I have tried to be faithful to the content, stick with what I’ve been taught, to “write what you know.” With that in mind, it seems connecting with other people who care about the same things I do shouldn’t be so much work. But often it is. Precisely the dilemma of my clients. Knowing what you care about is not being shared can be painful.
Then among my statistics I noticed one blog post had significantly outperformed the others by nearly seven times. Creative Letting Go: Experiencing Dakini Bliss was spawned by a phrase from a favorite story by Buddhist teacher Pema Chodron. It talks about how we unconsciously label what we experience and how often a simple shift in perception changes everything.
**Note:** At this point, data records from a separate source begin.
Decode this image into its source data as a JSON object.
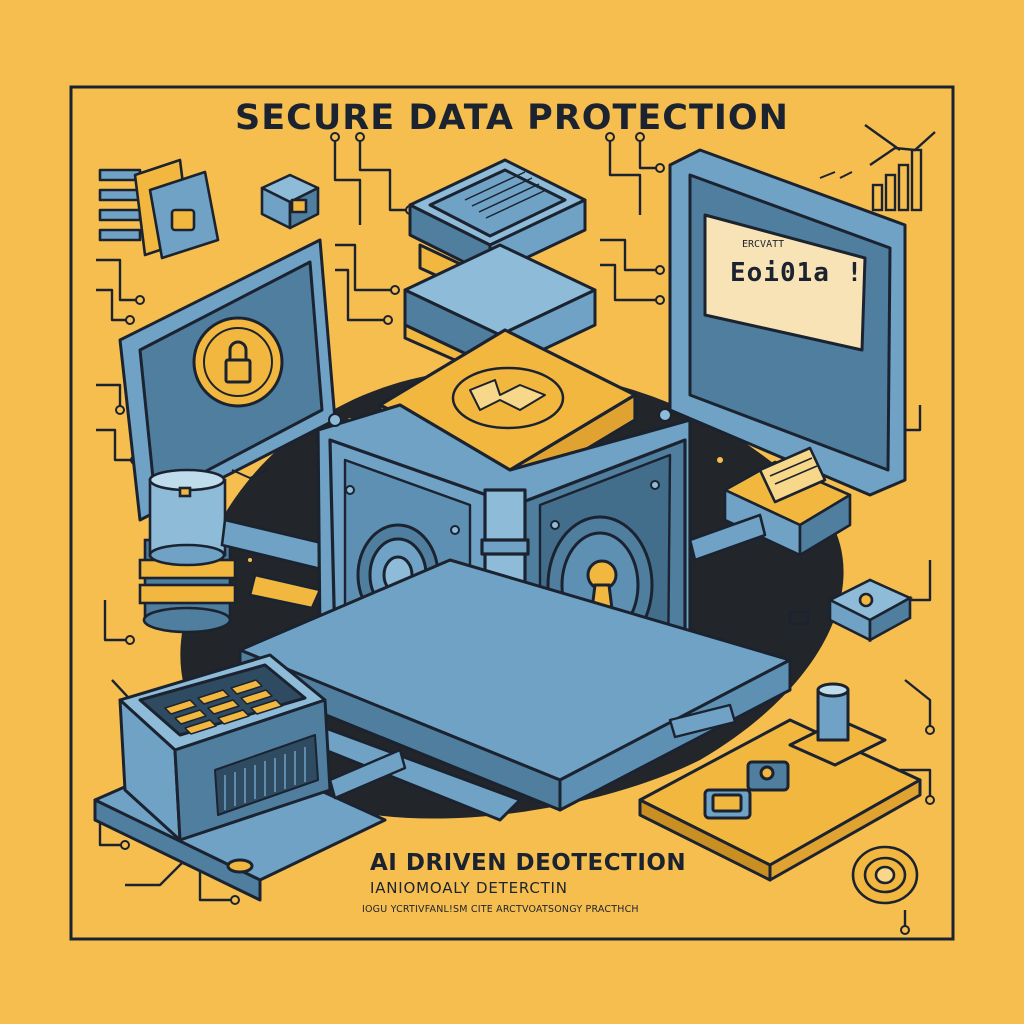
{
  "poster": {
    "title": "SECURE DATA PROTECTION",
    "tagline_primary": "AI DRIVEN DEOTECTION",
    "tagline_secondary": "IANIOMOALY DETERCTIN",
    "tagline_fine": "IOGU YCRTIVFANL!SM CITE ARCTVOATSONGY PRACTHCH"
  },
  "monitor": {
    "label_small": "ERCVATT",
    "label_large": "Eoi01a !"
  },
  "palette": {
    "background": "#F6BE4F",
    "steel_blue": "#6FA2C4",
    "steel_blue_shadow": "#4F7E9E",
    "gold": "#F2B73F",
    "outline": "#1C2330",
    "base_shadow": "#22262B"
  },
  "icons": [
    "padlock-icon",
    "keyhole-icon",
    "vault-dial-icon",
    "bar-chart-icon",
    "circuit-trace-icon",
    "server-rack-icon",
    "data-crate-icon"
  ]
}
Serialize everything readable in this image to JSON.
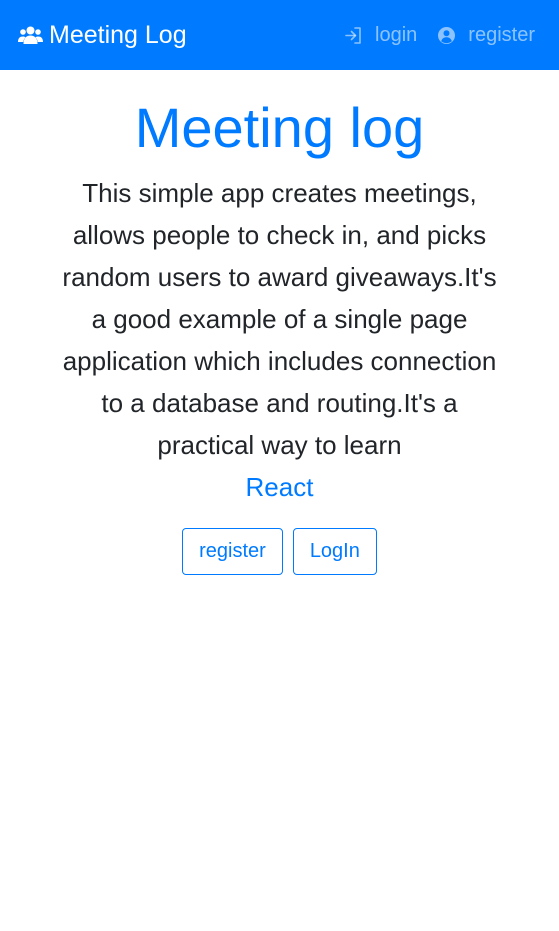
{
  "navbar": {
    "brand_label": "Meeting Log",
    "brand_icon": "users-icon",
    "links": [
      {
        "label": "login",
        "icon": "sign-in-icon"
      },
      {
        "label": "register",
        "icon": "user-circle-icon"
      }
    ],
    "background_color": "#007bff"
  },
  "hero": {
    "title": "Meeting log",
    "text": "This simple app creates meetings, allows people to check in, and picks random users to award giveaways.It's a good example of a single page application which includes connection to a database and routing.It's a practical way to learn",
    "link_label": "React",
    "buttons": {
      "register_label": "register",
      "login_label": "LogIn"
    }
  },
  "colors": {
    "primary": "#007bff",
    "text": "#212529"
  }
}
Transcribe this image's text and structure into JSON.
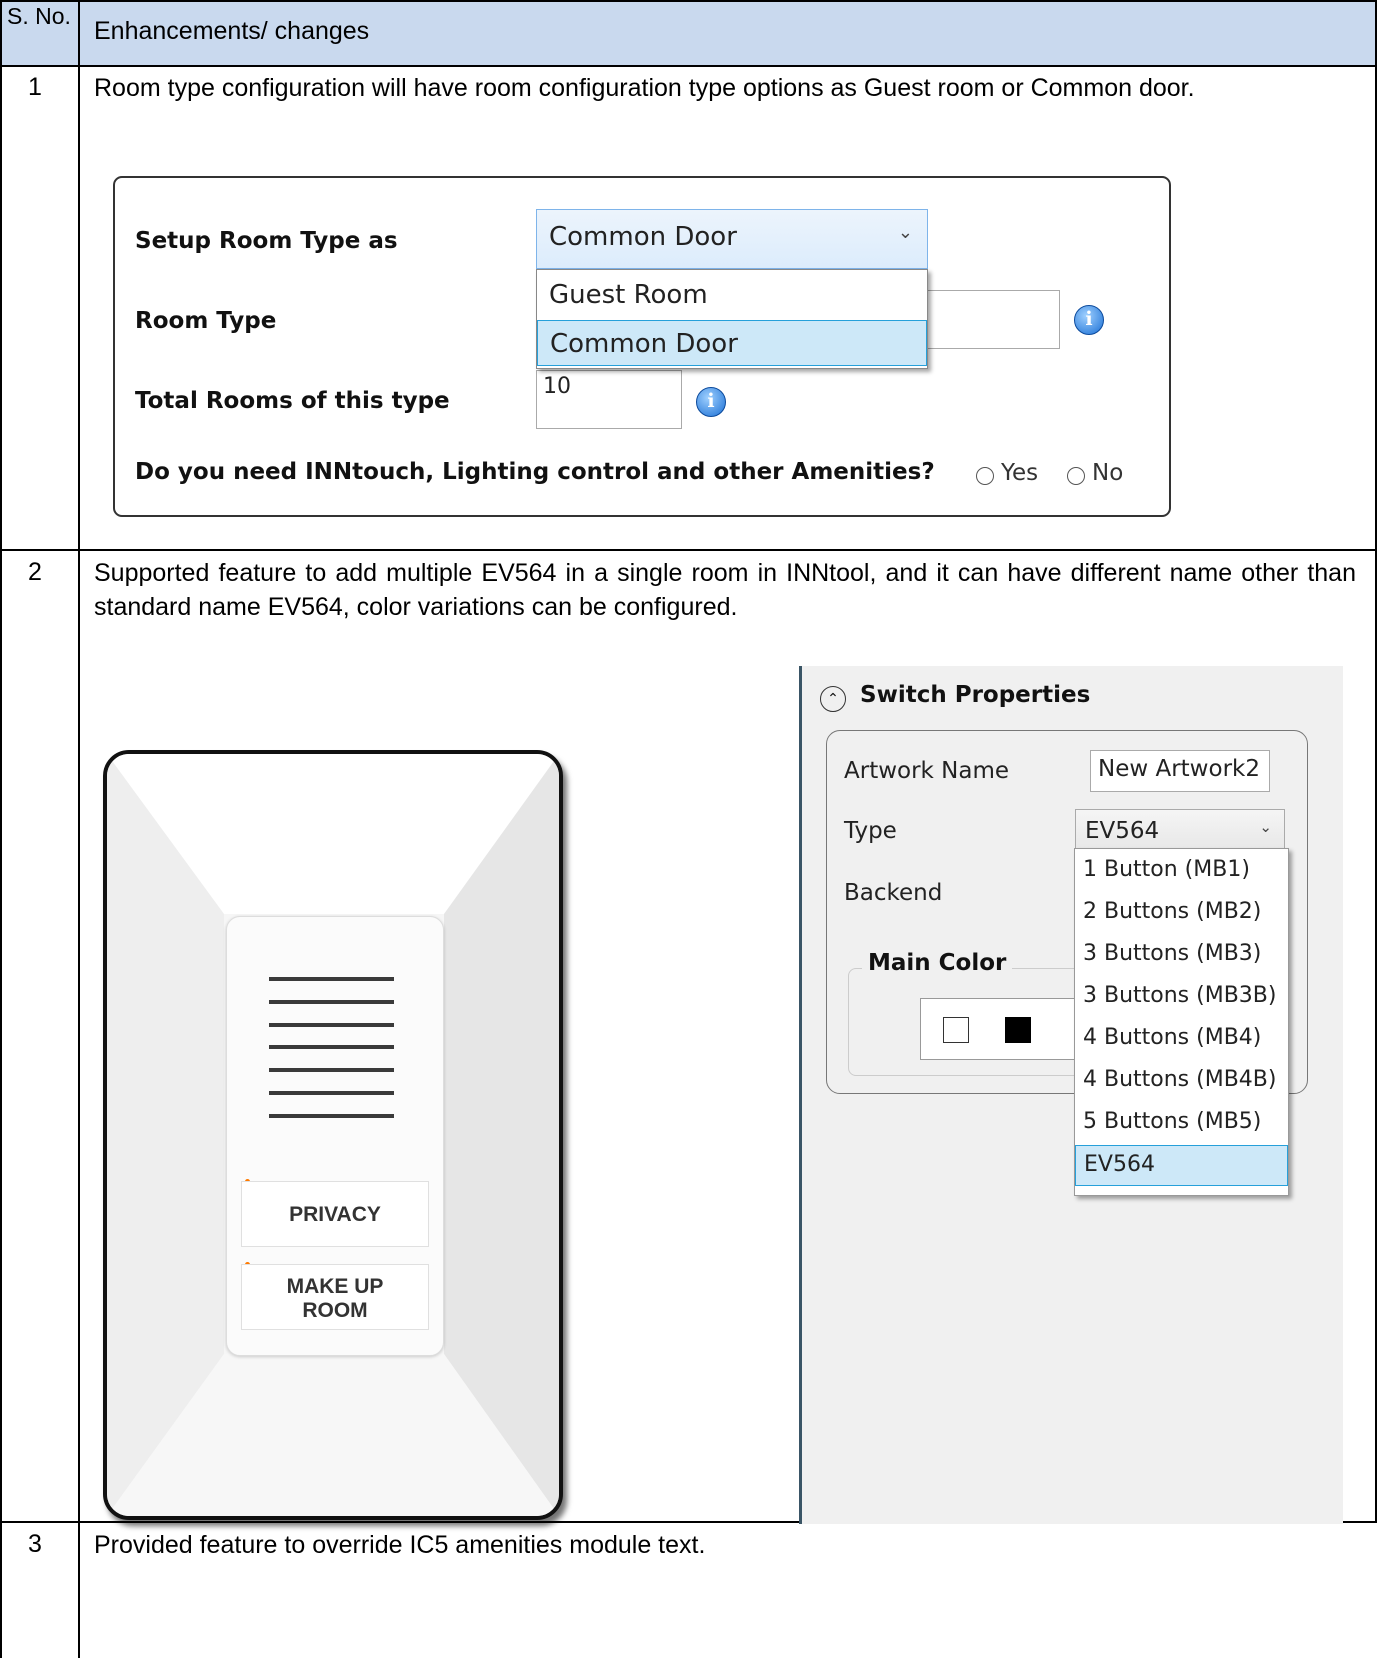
{
  "table": {
    "header": {
      "sno": "S. No.",
      "changes": "Enhancements/ changes"
    },
    "rows": [
      {
        "sno": "1",
        "text": "Room type configuration will have room configuration type options as Guest room or Common door."
      },
      {
        "sno": "2",
        "text": "Supported feature to add multiple EV564 in a single room in INNtool, and it can have different name other than standard name EV564, color variations can be configured."
      },
      {
        "sno": "3",
        "text": "Provided feature to override IC5 amenities module text."
      }
    ]
  },
  "room_config": {
    "setup_label": "Setup Room Type as",
    "setup_value": "Common Door",
    "options": [
      "Guest Room",
      "Common Door"
    ],
    "selected_option": "Common Door",
    "room_type_label": "Room Type",
    "total_label": "Total Rooms of this type",
    "total_value": "10",
    "info_glyph": "i",
    "question": "Do you need INNtouch, Lighting control and other Amenities?",
    "yes_label": "Yes",
    "no_label": "No",
    "chevron": "⌄"
  },
  "device": {
    "button1": "PRIVACY",
    "button2_line1": "MAKE UP",
    "button2_line2": "ROOM",
    "led_color": "#ff7a00"
  },
  "switch_properties": {
    "title": "Switch Properties",
    "collapse_glyph": "⌃",
    "artwork_label": "Artwork Name",
    "artwork_value": "New Artwork2",
    "type_label": "Type",
    "type_value": "EV564",
    "backend_label": "Backend",
    "main_color_label": "Main Color",
    "type_options": [
      "1 Button (MB1)",
      "2 Buttons (MB2)",
      "3 Buttons (MB3)",
      "3 Buttons (MB3B)",
      "4 Buttons (MB4)",
      "4 Buttons (MB4B)",
      "5 Buttons (MB5)",
      "EV564"
    ],
    "selected_option": "EV564"
  },
  "colors": {
    "header_bg": "#c9d9ee",
    "selection_bg": "#cde8f8",
    "selection_border": "#26a0da"
  }
}
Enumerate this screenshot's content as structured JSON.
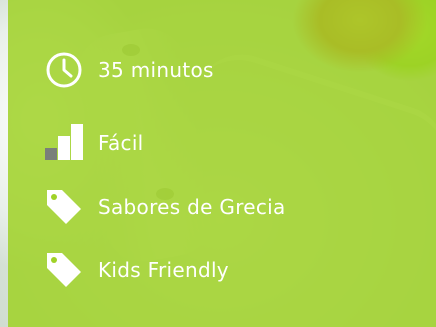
{
  "details": {
    "items": [
      {
        "icon": "clock-icon",
        "label": "35 minutos"
      },
      {
        "icon": "difficulty-bars-icon",
        "label": "Fácil"
      },
      {
        "icon": "tag-icon",
        "label": "Sabores de Grecia"
      },
      {
        "icon": "tag-icon",
        "label": "Kids Friendly"
      }
    ]
  },
  "colors": {
    "panel": "#a0d228",
    "text": "#ffffff",
    "icon_muted": "#7a7f7a"
  }
}
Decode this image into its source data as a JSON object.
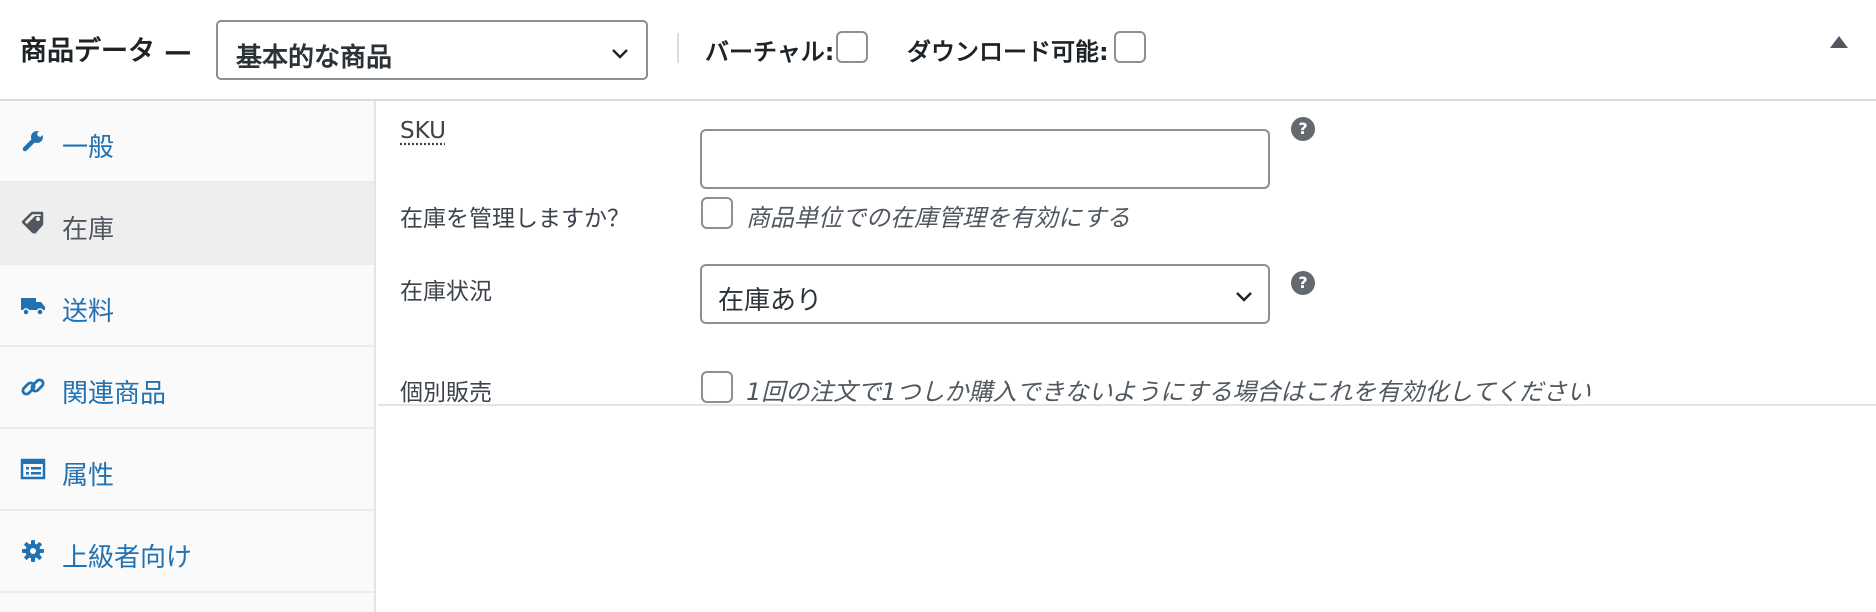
{
  "header": {
    "title": "商品データ —",
    "product_type": {
      "selected": "基本的な商品"
    },
    "virtual_label": "バーチャル:",
    "virtual_checked": false,
    "downloadable_label": "ダウンロード可能:",
    "downloadable_checked": false,
    "collapse_icon": "triangle-up-icon"
  },
  "sidebar": {
    "tabs": [
      {
        "label": "一般",
        "icon": "wrench-icon",
        "active": false
      },
      {
        "label": "在庫",
        "icon": "tag-icon",
        "active": true
      },
      {
        "label": "送料",
        "icon": "truck-icon",
        "active": false
      },
      {
        "label": "関連商品",
        "icon": "link-icon",
        "active": false
      },
      {
        "label": "属性",
        "icon": "list-icon",
        "active": false
      },
      {
        "label": "上級者向け",
        "icon": "gear-icon",
        "active": false
      }
    ]
  },
  "inventory": {
    "sku": {
      "label": "SKU",
      "value": "",
      "help_icon": "help-icon"
    },
    "manage_stock": {
      "label": "在庫を管理しますか？",
      "description": "商品単位での在庫管理を有効にする",
      "checked": false
    },
    "stock_status": {
      "label": "在庫状況",
      "selected": "在庫あり",
      "help_icon": "help-icon"
    },
    "sold_individually": {
      "label": "個別販売",
      "description": "1回の注文で1つしか購入できないようにする場合はこれを有効化してください",
      "checked": false
    }
  },
  "colors": {
    "link": "#2271b1",
    "active_tab_bg": "#eeeeee",
    "border": "#8c8f94",
    "help_icon": "#646970"
  }
}
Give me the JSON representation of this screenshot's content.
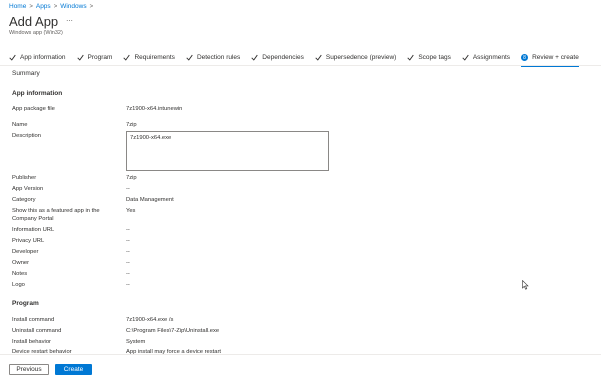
{
  "breadcrumb": [
    "Home",
    "Apps",
    "Windows"
  ],
  "header": {
    "title": "Add App",
    "more": "...",
    "subtitle": "Windows app (Win32)"
  },
  "steps": [
    {
      "label": "App information"
    },
    {
      "label": "Program"
    },
    {
      "label": "Requirements"
    },
    {
      "label": "Detection rules"
    },
    {
      "label": "Dependencies"
    },
    {
      "label": "Supersedence (preview)"
    },
    {
      "label": "Scope tags"
    },
    {
      "label": "Assignments"
    },
    {
      "label": "Review + create",
      "number": "8"
    }
  ],
  "summary": "Summary",
  "app_info": {
    "heading": "App information",
    "package_label": "App package file",
    "package_value": "7z1900-x64.intunewin",
    "name_label": "Name",
    "name_value": "7zip",
    "description_label": "Description",
    "description_value": "7z1900-x64.exe",
    "publisher_label": "Publisher",
    "publisher_value": "7zip",
    "version_label": "App Version",
    "version_value": "--",
    "category_label": "Category",
    "category_value": "Data Management",
    "featured_label": "Show this as a featured app in the Company Portal",
    "featured_value": "Yes",
    "info_url_label": "Information URL",
    "info_url_value": "--",
    "privacy_url_label": "Privacy URL",
    "privacy_url_value": "--",
    "developer_label": "Developer",
    "developer_value": "--",
    "owner_label": "Owner",
    "owner_value": "--",
    "notes_label": "Notes",
    "notes_value": "--",
    "logo_label": "Logo",
    "logo_value": "--"
  },
  "program": {
    "heading": "Program",
    "install_label": "Install command",
    "install_value": "7z1900-x64.exe /s",
    "uninstall_label": "Uninstall command",
    "uninstall_value": "C:\\Program Files\\7-Zip\\Uninstall.exe",
    "behavior_label": "Install behavior",
    "behavior_value": "System",
    "restart_label": "Device restart behavior",
    "restart_value": "App install may force a device restart"
  },
  "footer": {
    "previous": "Previous",
    "create": "Create"
  },
  "colors": {
    "accent": "#0078d4"
  }
}
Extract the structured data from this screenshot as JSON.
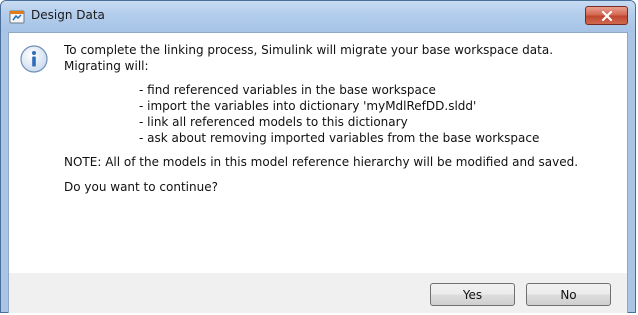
{
  "window": {
    "title": "Design Data",
    "app_icon": "simulink-data-dictionary-icon",
    "close_icon": "close-icon"
  },
  "message": {
    "icon": "info-icon",
    "intro_line1": "To complete the linking process, Simulink will migrate your base workspace data.",
    "intro_line2": "Migrating will:",
    "steps": [
      "- find referenced variables in the base workspace",
      "- import the variables into dictionary 'myMdlRefDD.sldd'",
      "- link all referenced models to this dictionary",
      "- ask about removing imported variables from the base workspace"
    ],
    "note": "NOTE: All of the models in this model reference hierarchy will be modified and saved.",
    "question": "Do you want to continue?"
  },
  "buttons": {
    "yes_label": "Yes",
    "no_label": "No"
  },
  "colors": {
    "titlebar": "#b3cdec",
    "close_button": "#c24530",
    "footer": "#f0f0f0",
    "info_icon": "#2f6db5"
  }
}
And as I thought about the popularity of this particular blog post, the unconscious label I was placing on myself hit me. “Those who can, do…those who can’t, teach.” How marvelous. Dakini Bliss.
Elizabeth Mattis Namgyel, Buddhist teacher and author of the new book The Power of the Open Question talks about the pain of self-rejection and the unconscious embellishment of situations we can choose to experience as Dakini Bliss.